Some platforms have an option to eliminate this limitation, but then is it still Serverless where you pay per invocation?

For instance, when dealing with huge files, think how to break it a part with offsets. If you to process a large amount of records, then probably each invocation should deal with a single or few records each time.

Bindings and triggers

IMHO this is one of the main selling points of Serverless - bindings and triggers.

Bindings is pretty unique feature in Azure

It is really allows you to concentrate on the business logic and not plumbing. Instead of hosting web server, writing queues consumer, writing poller for incoming files/records, figuring which scheduler to use, the runtime takes care for it:

It also easy to switch between triggers - you have one logic that triggered by message in queue today, and tomorrow you easily convert or add to it HTTP endpoint.
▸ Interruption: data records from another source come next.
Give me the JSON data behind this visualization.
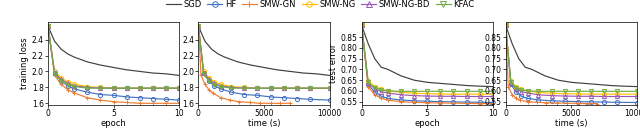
{
  "legend_entries": [
    "SGD",
    "HF",
    "SMW-GN",
    "SMW-NG",
    "SMW-NG-BD",
    "KFAC"
  ],
  "colors": {
    "SGD": "#404040",
    "HF": "#4472c4",
    "SMW-GN": "#ed7d31",
    "SMW-NG": "#ffc000",
    "SMW-NG-BD": "#9b59b6",
    "KFAC": "#70ad47"
  },
  "markers": {
    "SGD": "None",
    "HF": "o",
    "SMW-GN": "+",
    "SMW-NG": "o",
    "SMW-NG-BD": "^",
    "KFAC": "v"
  },
  "plot1": {
    "xlabel": "epoch",
    "ylabel": "training loss",
    "xlim": [
      0,
      10
    ],
    "ylim": [
      1.58,
      2.62
    ],
    "yticks": [
      1.6,
      1.8,
      2.0,
      2.2,
      2.4
    ],
    "xticks": [
      0,
      5,
      10
    ],
    "curves": {
      "SGD": {
        "x": [
          0,
          0.5,
          1,
          1.5,
          2,
          3,
          4,
          5,
          6,
          7,
          8,
          9,
          10
        ],
        "y": [
          2.57,
          2.38,
          2.28,
          2.22,
          2.18,
          2.12,
          2.08,
          2.05,
          2.02,
          2.0,
          1.98,
          1.97,
          1.95
        ]
      },
      "HF": {
        "x": [
          0,
          0.5,
          1,
          1.5,
          2,
          3,
          4,
          5,
          6,
          7,
          8,
          9,
          10
        ],
        "y": [
          2.57,
          1.98,
          1.88,
          1.82,
          1.78,
          1.74,
          1.71,
          1.7,
          1.68,
          1.67,
          1.66,
          1.65,
          1.64
        ]
      },
      "SMW-GN": {
        "x": [
          0,
          0.5,
          1,
          1.5,
          2,
          3,
          4,
          5,
          6,
          7,
          8,
          9,
          10
        ],
        "y": [
          2.57,
          1.95,
          1.84,
          1.77,
          1.73,
          1.67,
          1.64,
          1.62,
          1.61,
          1.6,
          1.6,
          1.6,
          1.6
        ]
      },
      "SMW-NG": {
        "x": [
          0,
          0.5,
          1,
          1.5,
          2,
          3,
          4,
          5,
          6,
          7,
          8,
          9,
          10
        ],
        "y": [
          2.57,
          2.0,
          1.92,
          1.87,
          1.84,
          1.81,
          1.8,
          1.79,
          1.79,
          1.79,
          1.79,
          1.79,
          1.79
        ]
      },
      "SMW-NG-BD": {
        "x": [
          0,
          0.5,
          1,
          1.5,
          2,
          3,
          4,
          5,
          6,
          7,
          8,
          9,
          10
        ],
        "y": [
          2.57,
          1.98,
          1.9,
          1.85,
          1.82,
          1.8,
          1.79,
          1.79,
          1.79,
          1.79,
          1.79,
          1.79,
          1.79
        ]
      },
      "KFAC": {
        "x": [
          0,
          0.5,
          1,
          1.5,
          2,
          3,
          4,
          5,
          6,
          7,
          8,
          9,
          10
        ],
        "y": [
          2.57,
          1.97,
          1.88,
          1.83,
          1.81,
          1.79,
          1.79,
          1.79,
          1.79,
          1.79,
          1.79,
          1.79,
          1.79
        ]
      }
    }
  },
  "plot2": {
    "xlabel": "time (s)",
    "ylabel": "",
    "xlim": [
      0,
      10000
    ],
    "ylim": [
      1.58,
      2.62
    ],
    "yticks": [
      1.6,
      1.8,
      2.0,
      2.2,
      2.4
    ],
    "xticks": [
      0,
      5000,
      10000
    ],
    "curves": {
      "SGD": {
        "x": [
          0,
          500,
          1000,
          1500,
          2000,
          3000,
          4000,
          5000,
          6000,
          7000,
          8000,
          9000,
          10000
        ],
        "y": [
          2.57,
          2.38,
          2.28,
          2.22,
          2.18,
          2.12,
          2.08,
          2.05,
          2.02,
          2.0,
          1.98,
          1.97,
          1.95
        ]
      },
      "HF": {
        "x": [
          0,
          400,
          800,
          1200,
          1700,
          2500,
          3500,
          4500,
          5500,
          6500,
          7500,
          8500,
          10000
        ],
        "y": [
          2.57,
          1.98,
          1.88,
          1.82,
          1.78,
          1.74,
          1.71,
          1.7,
          1.68,
          1.67,
          1.66,
          1.65,
          1.64
        ]
      },
      "SMW-GN": {
        "x": [
          0,
          200,
          500,
          800,
          1100,
          1700,
          2400,
          3100,
          3900,
          4700,
          5500,
          6200,
          7000
        ],
        "y": [
          2.57,
          1.95,
          1.84,
          1.77,
          1.73,
          1.67,
          1.64,
          1.62,
          1.61,
          1.6,
          1.6,
          1.6,
          1.6
        ]
      },
      "SMW-NG": {
        "x": [
          0,
          400,
          800,
          1200,
          1700,
          2500,
          3500,
          4500,
          5500,
          6500,
          7500,
          8500,
          10000
        ],
        "y": [
          2.57,
          2.0,
          1.92,
          1.87,
          1.84,
          1.81,
          1.8,
          1.79,
          1.79,
          1.79,
          1.79,
          1.79,
          1.79
        ]
      },
      "SMW-NG-BD": {
        "x": [
          0,
          400,
          800,
          1200,
          1700,
          2500,
          3500,
          4500,
          5500,
          6500,
          7500,
          8500,
          10000
        ],
        "y": [
          2.57,
          1.98,
          1.9,
          1.85,
          1.82,
          1.8,
          1.79,
          1.79,
          1.79,
          1.79,
          1.79,
          1.79,
          1.79
        ]
      },
      "KFAC": {
        "x": [
          0,
          400,
          800,
          1200,
          1700,
          2500,
          3500,
          4500,
          5500,
          6500,
          7500,
          8500,
          10000
        ],
        "y": [
          2.57,
          1.97,
          1.88,
          1.83,
          1.81,
          1.79,
          1.79,
          1.79,
          1.79,
          1.79,
          1.79,
          1.79,
          1.79
        ]
      }
    }
  },
  "plot3": {
    "xlabel": "epoch",
    "ylabel": "test error",
    "xlim": [
      0,
      10
    ],
    "ylim": [
      0.535,
      0.92
    ],
    "yticks": [
      0.55,
      0.6,
      0.65,
      0.7,
      0.75,
      0.8,
      0.85
    ],
    "xticks": [
      0,
      5,
      10
    ],
    "curves": {
      "SGD": {
        "x": [
          0,
          0.5,
          1,
          1.5,
          2,
          3,
          4,
          5,
          6,
          7,
          8,
          9,
          10
        ],
        "y": [
          0.905,
          0.82,
          0.75,
          0.71,
          0.7,
          0.67,
          0.65,
          0.64,
          0.635,
          0.63,
          0.625,
          0.622,
          0.62
        ]
      },
      "HF": {
        "x": [
          0,
          0.5,
          1,
          1.5,
          2,
          3,
          4,
          5,
          6,
          7,
          8,
          9,
          10
        ],
        "y": [
          0.905,
          0.63,
          0.595,
          0.575,
          0.565,
          0.558,
          0.554,
          0.552,
          0.55,
          0.549,
          0.548,
          0.547,
          0.546
        ]
      },
      "SMW-GN": {
        "x": [
          0,
          0.5,
          1,
          1.5,
          2,
          3,
          4,
          5,
          6,
          7,
          8,
          9,
          10
        ],
        "y": [
          0.905,
          0.62,
          0.582,
          0.566,
          0.557,
          0.55,
          0.547,
          0.545,
          0.544,
          0.543,
          0.542,
          0.541,
          0.541
        ]
      },
      "SMW-NG": {
        "x": [
          0,
          0.5,
          1,
          1.5,
          2,
          3,
          4,
          5,
          6,
          7,
          8,
          9,
          10
        ],
        "y": [
          0.905,
          0.645,
          0.62,
          0.608,
          0.6,
          0.593,
          0.589,
          0.587,
          0.586,
          0.585,
          0.585,
          0.585,
          0.585
        ]
      },
      "SMW-NG-BD": {
        "x": [
          0,
          0.5,
          1,
          1.5,
          2,
          3,
          4,
          5,
          6,
          7,
          8,
          9,
          10
        ],
        "y": [
          0.905,
          0.638,
          0.61,
          0.597,
          0.59,
          0.582,
          0.578,
          0.576,
          0.575,
          0.575,
          0.574,
          0.574,
          0.574
        ]
      },
      "KFAC": {
        "x": [
          0,
          0.5,
          1,
          1.5,
          2,
          3,
          4,
          5,
          6,
          7,
          8,
          9,
          10
        ],
        "y": [
          0.905,
          0.64,
          0.615,
          0.604,
          0.6,
          0.598,
          0.598,
          0.598,
          0.598,
          0.598,
          0.598,
          0.598,
          0.598
        ]
      }
    }
  },
  "plot4": {
    "xlabel": "time (s)",
    "ylabel": "",
    "xlim": [
      0,
      10000
    ],
    "ylim": [
      0.535,
      0.92
    ],
    "yticks": [
      0.55,
      0.6,
      0.65,
      0.7,
      0.75,
      0.8,
      0.85
    ],
    "xticks": [
      0,
      5000,
      10000
    ],
    "curves": {
      "SGD": {
        "x": [
          0,
          500,
          1000,
          1500,
          2000,
          3000,
          4000,
          5000,
          6000,
          7000,
          8000,
          9000,
          10000
        ],
        "y": [
          0.905,
          0.82,
          0.75,
          0.71,
          0.7,
          0.67,
          0.65,
          0.64,
          0.635,
          0.63,
          0.625,
          0.622,
          0.62
        ]
      },
      "HF": {
        "x": [
          0,
          400,
          800,
          1200,
          1700,
          2500,
          3500,
          4500,
          5500,
          6500,
          7500,
          8500,
          10000
        ],
        "y": [
          0.905,
          0.63,
          0.595,
          0.575,
          0.565,
          0.558,
          0.554,
          0.552,
          0.55,
          0.549,
          0.548,
          0.547,
          0.546
        ]
      },
      "SMW-GN": {
        "x": [
          0,
          200,
          500,
          800,
          1100,
          1700,
          2400,
          3100,
          3900,
          4700,
          5500,
          6200,
          7000
        ],
        "y": [
          0.905,
          0.62,
          0.582,
          0.566,
          0.557,
          0.55,
          0.547,
          0.545,
          0.544,
          0.543,
          0.542,
          0.541,
          0.541
        ]
      },
      "SMW-NG": {
        "x": [
          0,
          400,
          800,
          1200,
          1700,
          2500,
          3500,
          4500,
          5500,
          6500,
          7500,
          8500,
          10000
        ],
        "y": [
          0.905,
          0.645,
          0.62,
          0.608,
          0.6,
          0.593,
          0.589,
          0.587,
          0.586,
          0.585,
          0.585,
          0.585,
          0.585
        ]
      },
      "SMW-NG-BD": {
        "x": [
          0,
          400,
          800,
          1200,
          1700,
          2500,
          3500,
          4500,
          5500,
          6500,
          7500,
          8500,
          10000
        ],
        "y": [
          0.905,
          0.638,
          0.61,
          0.597,
          0.59,
          0.582,
          0.578,
          0.576,
          0.575,
          0.575,
          0.574,
          0.574,
          0.574
        ]
      },
      "KFAC": {
        "x": [
          0,
          400,
          800,
          1200,
          1700,
          2500,
          3500,
          4500,
          5500,
          6500,
          7500,
          8500,
          10000
        ],
        "y": [
          0.905,
          0.64,
          0.615,
          0.604,
          0.6,
          0.598,
          0.598,
          0.598,
          0.598,
          0.598,
          0.598,
          0.598,
          0.598
        ]
      }
    }
  },
  "figsize": [
    6.4,
    1.38
  ],
  "dpi": 100
}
While being one of the main features, this is also one the main limitations. You end up designing the solution around the available triggers, which in some cases may be just not possible. If you need to write a consumer for Kafka in AWS Lamda, or Azure Function that triggered by new message in RabitMQ, you are out of luck. There are solutions, but they usually either involves some middle tier or polling with scheduled functions, which in my opinion kills the concept of Serverless.

Function body

The body of the function itself should not do a lot. Think of it as static void main() - you don’t write your logic there, you parse args, construct your service/s and invoke them. This way you will be also able to “unit” test your service alone, not that you always should.

There are toolings that allow you to execute functions locally (serverless, Azure Func CLI to name a few) and write a full integration tests, but I still suggest to keep function’s body clean from business logic.

Decoupling business logic from runtime environment is usually a good practice to follow. Not that it should be your guideline, but think how easily you can move your logic to non-Serverless platform (micro-service or monolith) or, may be even, other Serverless provider.

Exceptions are good

If there is something unexpected happened, you should throw exceptions as soon as possible. 3rd party API returned 429 or 503? Got transient error from db connection? Just throw - there is a retry policy in place, and eventually, after a runtime will give up on retrying it can place a message in DLQ.

If functions are small and do exactly one thing, then there is no reason to worry about exceptions being bubbled to many levels up.

If you find yourself writing or using library with complex retry with exponential backoff or something similar inside your function, ask yourself again whether the Serverless fits the use case.

Parallelism

This is also one of the main selling points of Serverless - horizontal scalability. You can control how “much of scale” you want per function. And you definitely need to be aware of it and use it, because for certain scenarios functions have insane defaults and may do you bad:

Databases has limitation on active client connections, so you won’t be able to write in parallel with infinite amount of function instances
If you are going to call 3rd party API at a rate of 1000 req/sec you probably will be banned
If you are going to call your own service at this rate, it can just end up in DoS
Crawling websites at high rate, may take them down, or if they are behind services like Cloudflare, you will be storing reCAPTCHA challenge in your database

If we follow the example from above with 3 functions, then you have a control at which rate each thing happens really easily - no limit for reading from incoming queue, 10 for calling 3rd party API and 5 for inserting records to DB. And obviously you will need to monitor queues to understand where and if a bottleneck happens.

Another example, if there can be only single reader of huge file, you limit the parallelism to single instance of the reader, but the data processors may have infinite scale.

Summary

By following the rules above, I was able to deploy a large amount of Serverless applications and maintain it happily with other team mates. But the most important, that those rules prevented from me in some cases to use Serverless technology, as it was just not a good fit and probably would end up badly product and cost-wise.